Como as expectativas do consumidor estão reescrevendo as regras do varejo para 2026

Segundo estudo, oito em cada dez tomadores de decisão reconhecem estar sob forte pressão para reduzir rupturas de estoque e melhorar a visibilidade em tempo real

O consumidor latino-americano está mudando mais rápido do que muitas organizações. Em um contexto de inflação persistente, maior comparação de preços e expectativas por experiências fluidas, as empresas enfrentam uma pressão crescente para operar com mais precisão, velocidade e visibilidade. O varejo, por seu contato direto com o cliente final, tornou-se um dos principais indicadores de como a tecnologia e a inteligência artificial estão redefinindo os modelos de negócio na região.

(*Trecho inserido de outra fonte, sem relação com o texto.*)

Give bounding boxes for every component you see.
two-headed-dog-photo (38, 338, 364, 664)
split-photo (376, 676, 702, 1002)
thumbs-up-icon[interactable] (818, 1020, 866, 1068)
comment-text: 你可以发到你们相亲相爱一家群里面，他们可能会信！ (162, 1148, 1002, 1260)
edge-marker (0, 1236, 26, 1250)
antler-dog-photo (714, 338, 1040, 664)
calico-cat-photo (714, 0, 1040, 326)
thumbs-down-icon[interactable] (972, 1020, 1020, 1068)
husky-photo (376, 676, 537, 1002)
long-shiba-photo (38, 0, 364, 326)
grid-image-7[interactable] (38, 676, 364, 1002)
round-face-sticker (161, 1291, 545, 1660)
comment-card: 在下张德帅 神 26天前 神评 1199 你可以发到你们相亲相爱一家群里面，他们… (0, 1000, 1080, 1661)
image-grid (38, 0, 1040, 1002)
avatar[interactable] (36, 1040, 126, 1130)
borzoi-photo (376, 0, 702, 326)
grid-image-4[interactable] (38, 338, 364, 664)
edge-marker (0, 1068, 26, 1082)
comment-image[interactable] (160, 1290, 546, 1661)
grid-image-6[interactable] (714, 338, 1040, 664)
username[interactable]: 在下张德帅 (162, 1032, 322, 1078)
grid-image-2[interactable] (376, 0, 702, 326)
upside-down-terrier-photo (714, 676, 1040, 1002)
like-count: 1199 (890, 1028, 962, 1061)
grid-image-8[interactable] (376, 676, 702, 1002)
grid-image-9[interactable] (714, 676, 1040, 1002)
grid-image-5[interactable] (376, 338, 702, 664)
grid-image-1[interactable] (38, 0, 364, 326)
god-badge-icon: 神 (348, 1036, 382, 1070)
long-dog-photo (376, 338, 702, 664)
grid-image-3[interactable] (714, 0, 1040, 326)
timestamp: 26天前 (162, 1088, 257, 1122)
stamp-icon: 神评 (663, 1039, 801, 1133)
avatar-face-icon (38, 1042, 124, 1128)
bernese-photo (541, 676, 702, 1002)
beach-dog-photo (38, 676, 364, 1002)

As constatações fazem parte do 18º Estudo Global Anual do Consumidor da Zebra Technologies, informando também que 60% dos compradores na América Latina afirmam ter saído de uma loja nos últimos três meses sem concluir a compra. Embora o índice represente uma melhora em relação ao ano anterior, ele ainda é o mais alto entre as regiões analisadas. Para analistas do setor, esse dado vai além do varejo: reflete fricções operacionais que afetam a confiança do consumidor e evidenciam os limites dos modelos tradicionais diante de um ambiente cada vez mais competitivo.

Um consumidor mais racional, exigente e menos fiel

O levantamento confirma uma mudança profunda no comportamento do consumidor: 78% afirmam que buscar promoções ou descontos é hoje mais importante do que antes, enquanto 81% dizem ter maior probabilidade de comprar quando recebem uma oferta personalizada. A sensibilidade ao preço se combina com uma expectativa clara de relevância, obrigando as empresas a repensar como utilizam dados, analytics e inteligência artificial para competir e proteger margens.

Esse novo contexto está transferindo a pressão diretamente para a operação. Mais de oito em cada dez tomadores de decisão reconhecem estar sob forte exigência para reduzir rupturas de estoque e melhorar a visibilidade em tempo real. A capacidade de antecipar a demanda, sincronizar canais e responder com agilidade tornou-se uma prioridade estratégica — não apenas tecnológica.

A lacuna entre estratégia e execução

Um dos achados mais relevantes do estudo é a distância entre o que as empresas acreditam oferecer e o que os clientes realmente vivenciam. Em processos-chave como disponibilidade de produtos, devoluções ou velocidade no pagamento, os executivos tendem a superestimar a satisfação do cliente em até 13 pontos percentuais. Essa desconexão, comum em organizações em processo de transformação digital, ajuda a explicar por que muitas iniciativas de crescimento não alcançam os resultados esperados.

O relatório “Dentro do varejo: o impulso do progresso” mostra que fechar essa lacuna é possível quando a tecnologia é integrada de forma efetiva à operação do dia a dia. As organizações que otimizaram significativamente seus fluxos de trabalho nos últimos dois anos registraram, em média, um aumento de 20% na produtividade dos colaboradores, ao reduzir tarefas manuais e melhorar o acesso à informação em tempo real.

Na América Latina, a percepção sobre a inteligência artificial é especialmente positiva: 95% dos colaboradores acreditam que a IA vai ajudá-los a ser mais produtivos — uma das taxas mais altas em nível global. Para especialistas em transformação digital, esse dado revela não apenas adoção tecnológica, mas também uma mudança cultural fundamental para a região.

Tecnologia, produtividade e vantagem competitiva

Longe de substituir o talento humano, a tecnologia está redefinindo seu papel dentro das organizações. Isso porque 71% dos consumidores afirmam ter uma experiência melhor quando os colaboradores utilizam ferramentas tecnológicas avançadas. Isso reforça a ideia de que o investimento em inteligência artificial, automação e dispositivos conectados vai além da eficiência operacional e se torna um fator de diferenciação competitiva e fortalecimento da marca, aplicável a múltiplos setores orientados ao cliente.